Ein effektiver Schutz vor Cyberbedrohungen ist ohne Unterstützung durch die wichtigsten Stakeholder im Unternehmen nicht möglich. Für IT-Sicherheitsverantwortliche bedeutet dies, dass sie die entsprechenden Themen an die richtigen Stellen tragen, vermitteln und erklären müssen.
Die vermehrte Berichterstattung in den Medien über Cyberangriffe ist ein zweischneidiges Schwert. Einerseits schärft sie an vielen Stellen das Bewusstsein für solche Angriffe, die Schäden, die diese anrichten können, und die Bedeutung von Cybersicherheit. Andererseits lassen die entsprechenden Schlagzeilen auch den Anschein entstehen, dass lediglich große, hochkarätige Unternehmen Opfer solcher Angriffe werden. So entsteht bei kleinen und mittelständischen Unternehmen (KMU) oftmals ein falsches Gefühl der Sicherheit. Denn warum sollten Cyberkriminelle die Zeit und Mühe aufwenden, gerade sie anzugreifen?
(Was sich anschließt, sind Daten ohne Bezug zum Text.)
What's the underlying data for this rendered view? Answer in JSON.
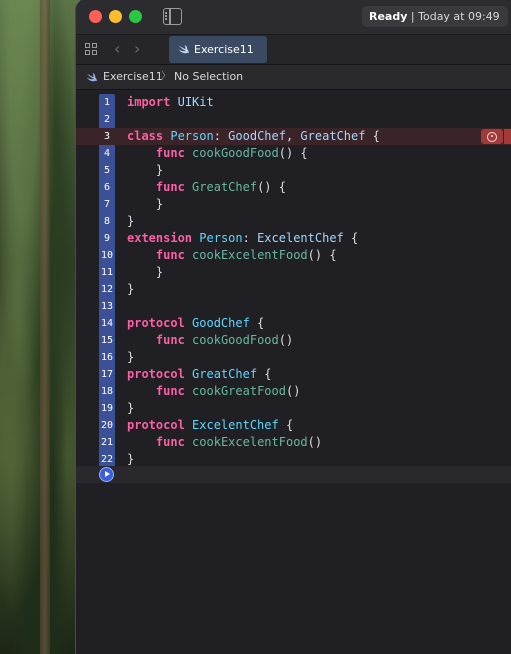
{
  "window": {
    "status": {
      "state": "Ready",
      "separator": "|",
      "time": "Today at 09:49"
    },
    "tab": {
      "label": "Exercise11",
      "icon": "swift-icon"
    },
    "jumpbar": {
      "file": "Exercise11",
      "chevron": "〉",
      "selection": "No Selection"
    }
  },
  "editor": {
    "lines": [
      {
        "num": "1",
        "text": "import UIKit"
      },
      {
        "num": "2",
        "text": ""
      },
      {
        "num": "3",
        "text": "class Person: GoodChef, GreatChef {"
      },
      {
        "num": "4",
        "text": "    func cookGoodFood() {"
      },
      {
        "num": "5",
        "text": "    }"
      },
      {
        "num": "6",
        "text": "    func GreatChef() {"
      },
      {
        "num": "7",
        "text": "    }"
      },
      {
        "num": "8",
        "text": "}"
      },
      {
        "num": "9",
        "text": "extension Person: ExcelentChef {"
      },
      {
        "num": "10",
        "text": "    func cookExcelentFood() {"
      },
      {
        "num": "11",
        "text": "    }"
      },
      {
        "num": "12",
        "text": "}"
      },
      {
        "num": "13",
        "text": ""
      },
      {
        "num": "14",
        "text": "protocol GoodChef {"
      },
      {
        "num": "15",
        "text": "    func cookGoodFood()"
      },
      {
        "num": "16",
        "text": "}"
      },
      {
        "num": "17",
        "text": "protocol GreatChef {"
      },
      {
        "num": "18",
        "text": "    func cookGreatFood()"
      },
      {
        "num": "19",
        "text": "}"
      },
      {
        "num": "20",
        "text": "protocol ExcelentChef {"
      },
      {
        "num": "21",
        "text": "    func cookExcelentFood()"
      },
      {
        "num": "22",
        "text": "}"
      }
    ],
    "error_line": "3",
    "error_icon": "error-circle-icon",
    "run_icon": "play-icon"
  },
  "colors": {
    "keyword": "#fc5fa3",
    "type": "#a3d7ff",
    "function": "#67b7a4",
    "gutter": "#3c5098",
    "tab_active": "#3a4a63",
    "error": "#a33a3a"
  }
}
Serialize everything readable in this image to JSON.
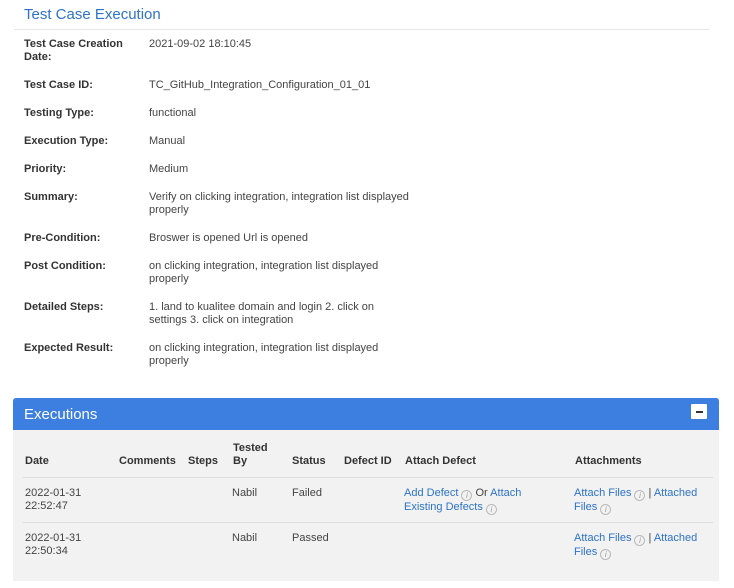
{
  "page": {
    "title": "Test Case Execution"
  },
  "details": [
    {
      "label": "Test Case Creation Date:",
      "value": "2021-09-02 18:10:45"
    },
    {
      "label": "Test Case ID:",
      "value": "TC_GitHub_Integration_Configuration_01_01"
    },
    {
      "label": "Testing Type:",
      "value": "functional"
    },
    {
      "label": "Execution Type:",
      "value": "Manual"
    },
    {
      "label": "Priority:",
      "value": "Medium"
    },
    {
      "label": "Summary:",
      "value": "Verify on clicking integration, integration list displayed properly"
    },
    {
      "label": "Pre-Condition:",
      "value": "Broswer is opened Url is opened"
    },
    {
      "label": "Post Condition:",
      "value": "on clicking integration, integration list displayed properly"
    },
    {
      "label": "Detailed Steps:",
      "value": "1. land to kualitee domain and login 2. click on settings 3. click on integration"
    },
    {
      "label": "Expected Result:",
      "value": "on clicking integration, integration list displayed properly"
    }
  ],
  "executions": {
    "title": "Executions",
    "collapse_icon": "minus-icon",
    "columns": {
      "date": "Date",
      "comments": "Comments",
      "steps": "Steps",
      "tested_by": "Tested By",
      "status": "Status",
      "defect_id": "Defect ID",
      "attach_defect": "Attach Defect",
      "attachments": "Attachments"
    },
    "rows": [
      {
        "date": "2022-01-31 22:52:47",
        "comments": "",
        "steps": "",
        "tested_by": "Nabil",
        "status": "Failed",
        "defect_id": "",
        "add_defect": "Add Defect",
        "or_text": "Or",
        "attach_existing": "Attach Existing Defects",
        "attach_files": "Attach Files",
        "separator": "|",
        "attached_files": "Attached Files"
      },
      {
        "date": "2022-01-31 22:50:34",
        "comments": "",
        "steps": "",
        "tested_by": "Nabil",
        "status": "Passed",
        "defect_id": "",
        "attach_files": "Attach Files",
        "separator": "|",
        "attached_files": "Attached Files"
      }
    ],
    "info_icon_glyph": "i"
  }
}
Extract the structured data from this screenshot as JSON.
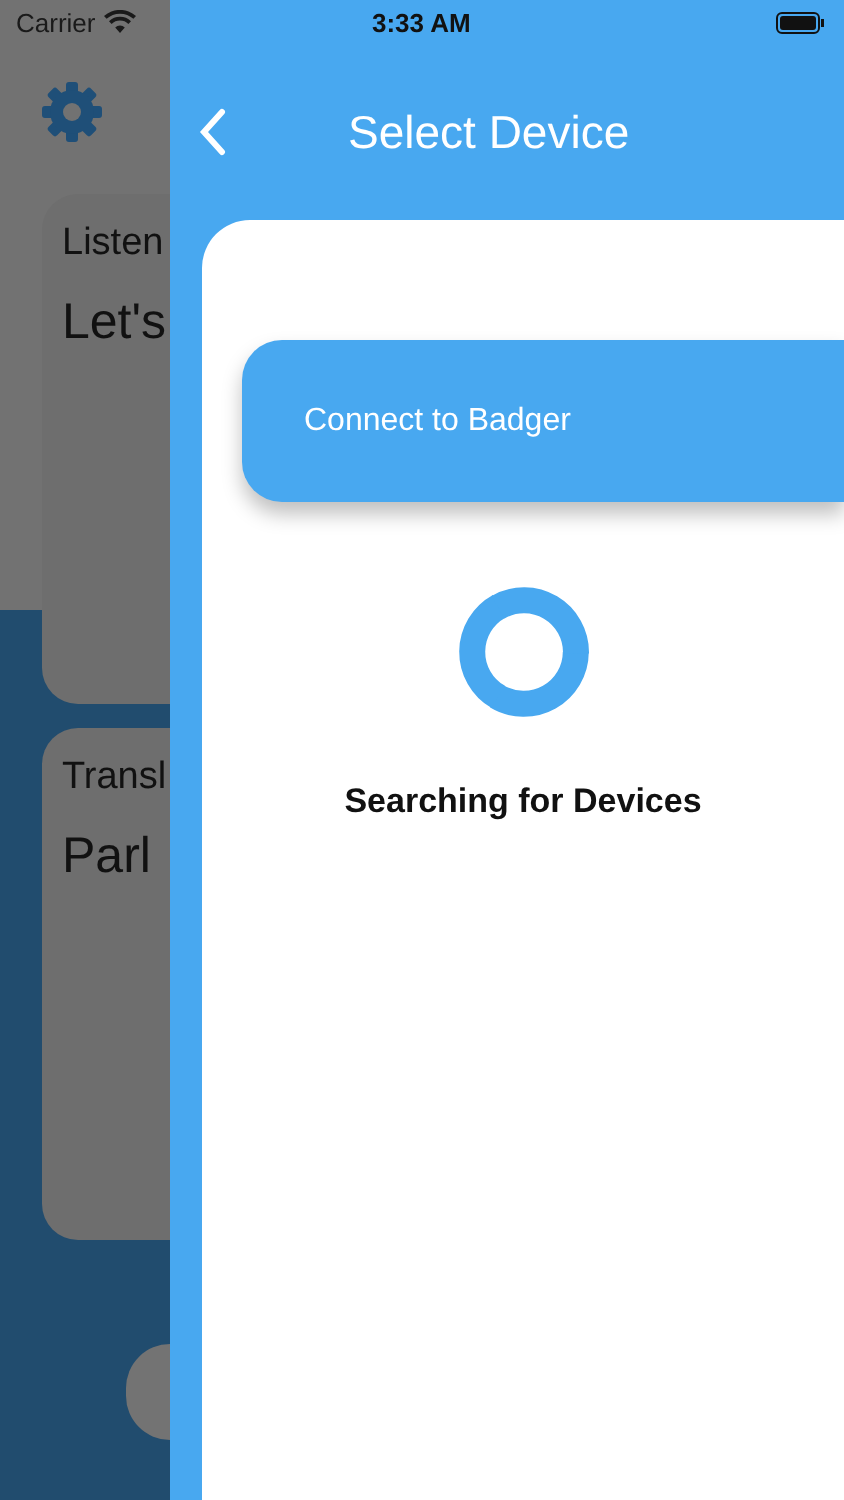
{
  "status_bar": {
    "carrier": "Carrier",
    "time": "3:33 AM"
  },
  "background": {
    "cards": [
      {
        "title": "Listen",
        "text": "Let's"
      },
      {
        "title": "Transl",
        "text": "Parl"
      }
    ]
  },
  "drawer": {
    "title": "Select Device",
    "devices": [
      {
        "label": "Connect to Badger"
      }
    ],
    "status": "Searching for Devices"
  }
}
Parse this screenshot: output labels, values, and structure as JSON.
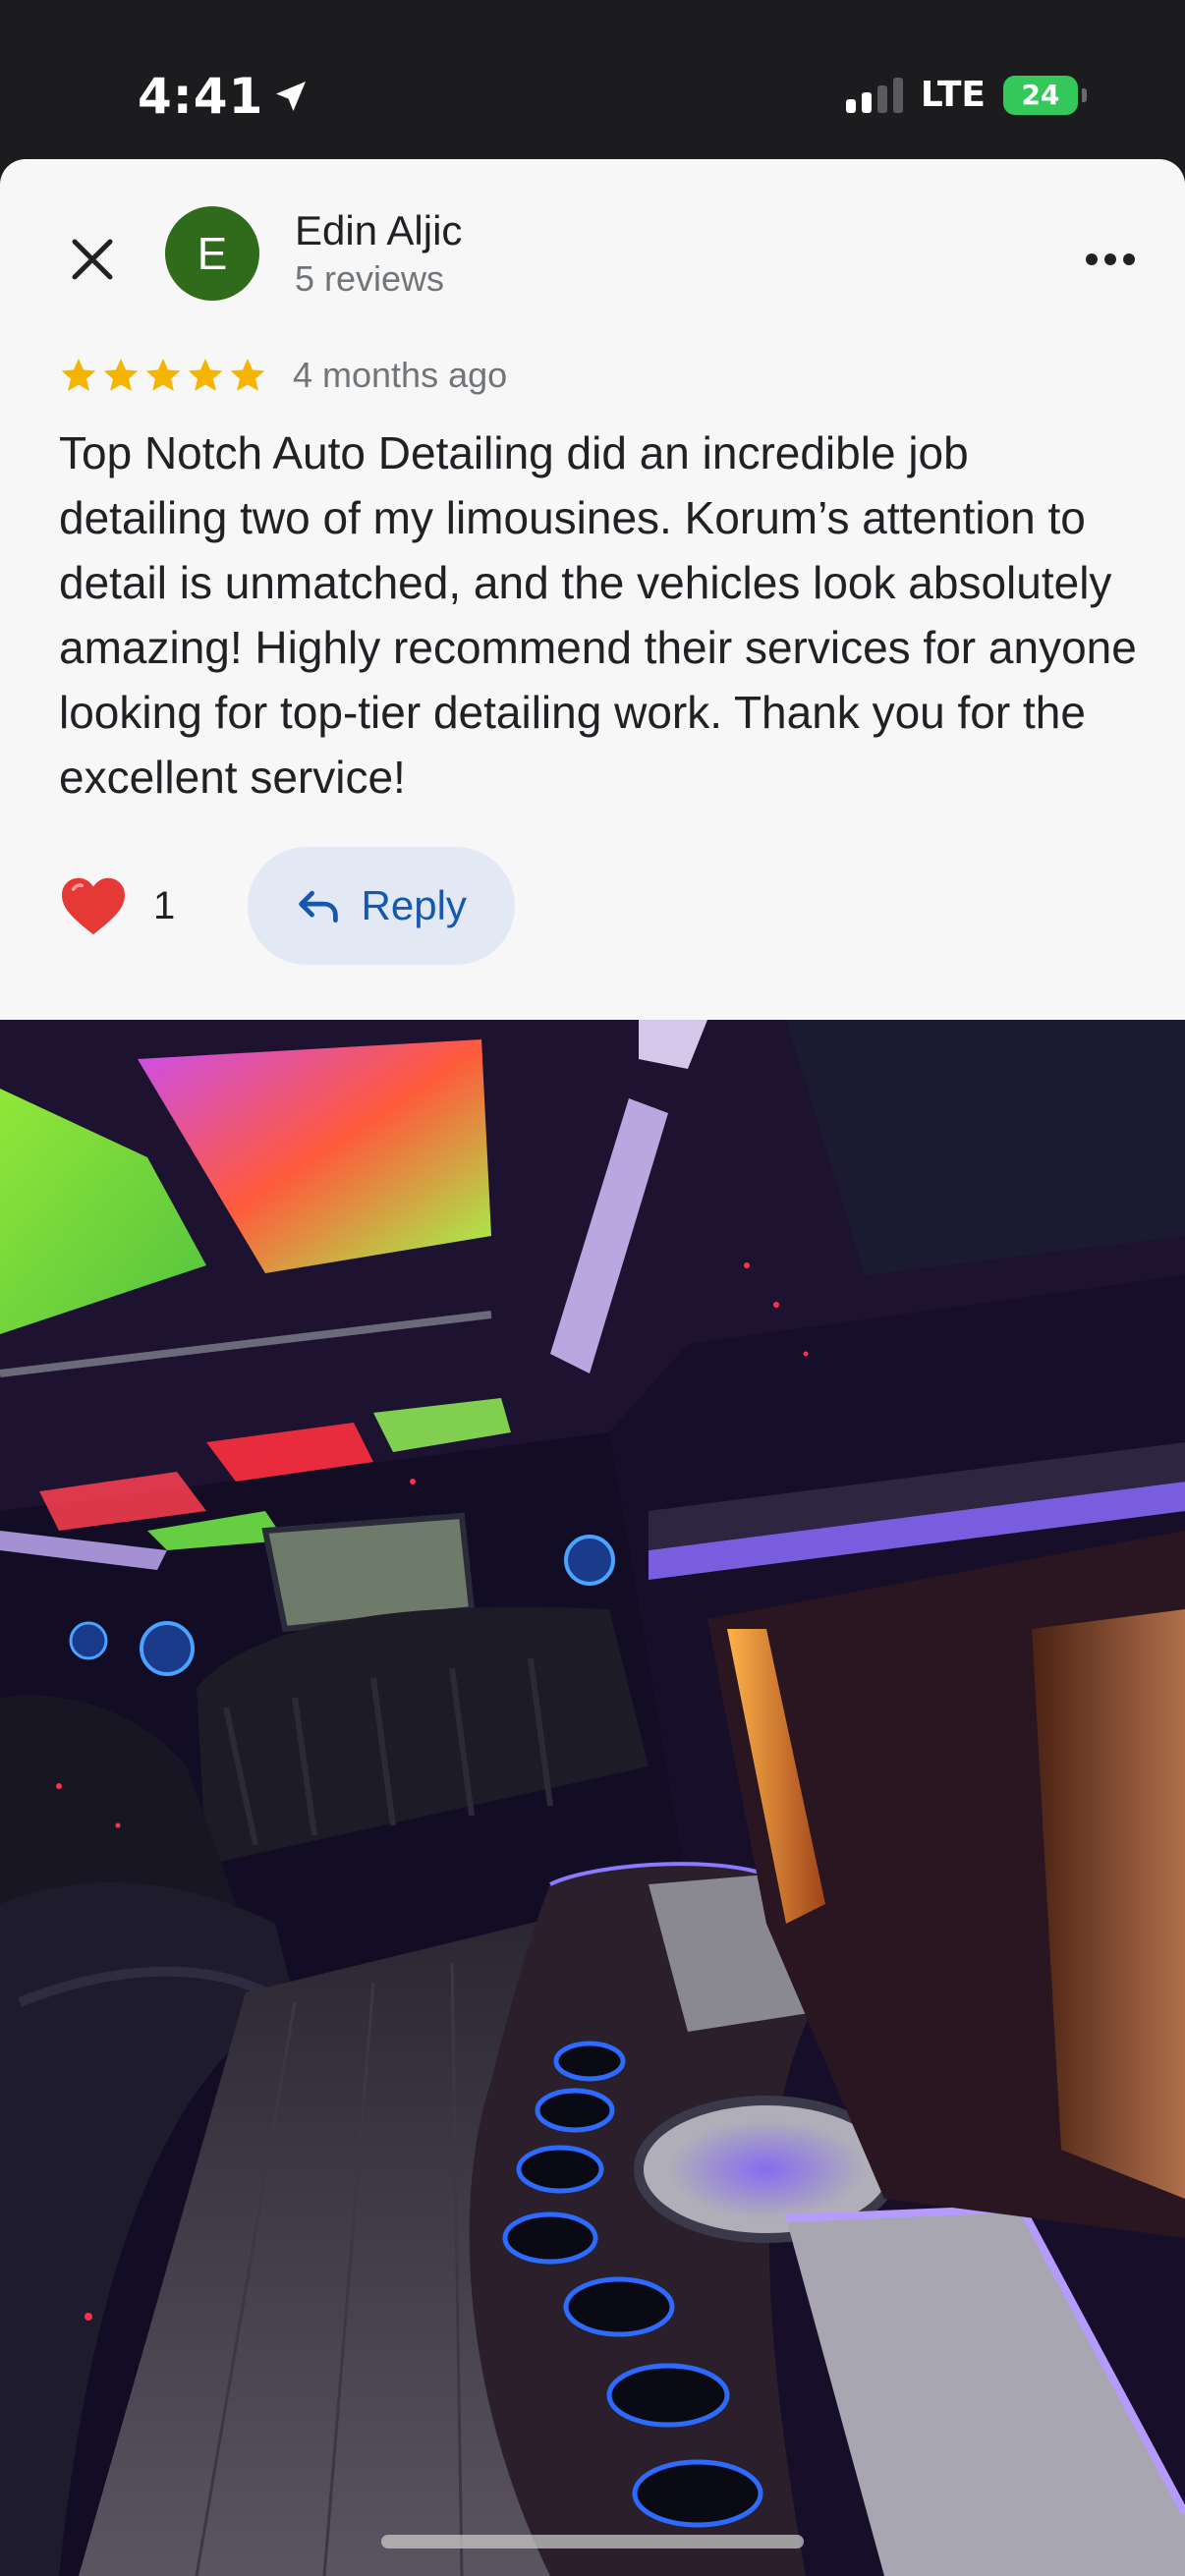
{
  "status_bar": {
    "time": "4:41",
    "network": "LTE",
    "battery": "24"
  },
  "review": {
    "reviewer": {
      "initial": "E",
      "name": "Edin Aljic",
      "review_count": "5 reviews",
      "avatar_color": "#2f6b1a"
    },
    "rating": 5,
    "date": "4 months ago",
    "text": "Top Notch Auto Detailing did an incredible job detailing two of my limousines. Korum’s attention to detail is unmatched, and the vehicles look absolutely amazing! Highly recommend their services for anyone looking for top-tier detailing work. Thank you for the excellent service!",
    "likes": "1",
    "reply_label": "Reply"
  },
  "colors": {
    "star": "#f4b400",
    "heart": "#e53935",
    "reply_accent": "#1558b0",
    "reply_bg": "#e3e9f4",
    "battery": "#34c759"
  },
  "icons": [
    "location-arrow-icon",
    "close-icon",
    "more-options-icon",
    "star-icon",
    "heart-icon",
    "reply-arrow-icon"
  ]
}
Die Wahrheit ist jedoch, dass jedes Unternehmen Opfer eines Cyberangriffs werden kann, entweder als tatsächliches Ziel, als Teil eines Massenangriffs nach dem Gießkannenprinzip oder schlicht durch das Pech zur falschen Zeit am falschen Ort zu sein. Zum Beispiel trafen die Spear-Phishing-E-Mails, die dem "Olympic Destroyer"-Angriff auf die Olympischen Winterspiele 2018 in Pyeongchang vorausgingen, mehrere völlig von den Spielen unabhängige Unternehmen, nur weil ihre Domain-Namen denen der eigentlichen Ziele ähnelten, darunter auch ein Immobilienmaklerbüro in Deutschland.
Ein mangelndes Bewusstsein für Cyberrisiken ist in vielen Fällen ein Problem auf Management-Ebene. Wie eine aktuelle, von Barracuda durchgeführte Studie zeigt, befürchten mehr als ein Drittel (35 Prozent) der IT-Sicherheitsexperten in KMU, dass ihre Führungskräfte Cyberangriffe nicht als signifikantes Risiko ansehen. Dies ist nicht überraschend und auch nicht als Versagen der Führungskräfte zu verstehen, denn es ist schlicht schwer den Einfluss von etwas korrekt abzuschätzen, das man nicht umfassend versteht.
Schäden sind oft nur schwer zu beheben
Dementsprechend müssen IT-Sicherheitsverantwortliche wie Chief Information Security Officer (CISO) in der Lage sein, Führungskräfte im Unternehmen von der Wichtigkeit dieser Themen zu überzeugen. Eines der besten Argumente ist dabei Cybersicherheit als Garant für Geschäftserfolg und -kontinuität. Eine Cybersicherheitsverletzung zieht in vielen Fällen finanzielle, rechtliche und Reputationsschäden nach sich. Gerade letztere sind oftmals nur schwer wieder zu beheben – Kunden, Partner, Zulieferer, Investoren und andere Stakeholder müssen sich darauf verlassen können, dass ihre Daten sicher sind. Sind sie das nicht, werden diese sich über kurz oder lang anderweitig umsehen.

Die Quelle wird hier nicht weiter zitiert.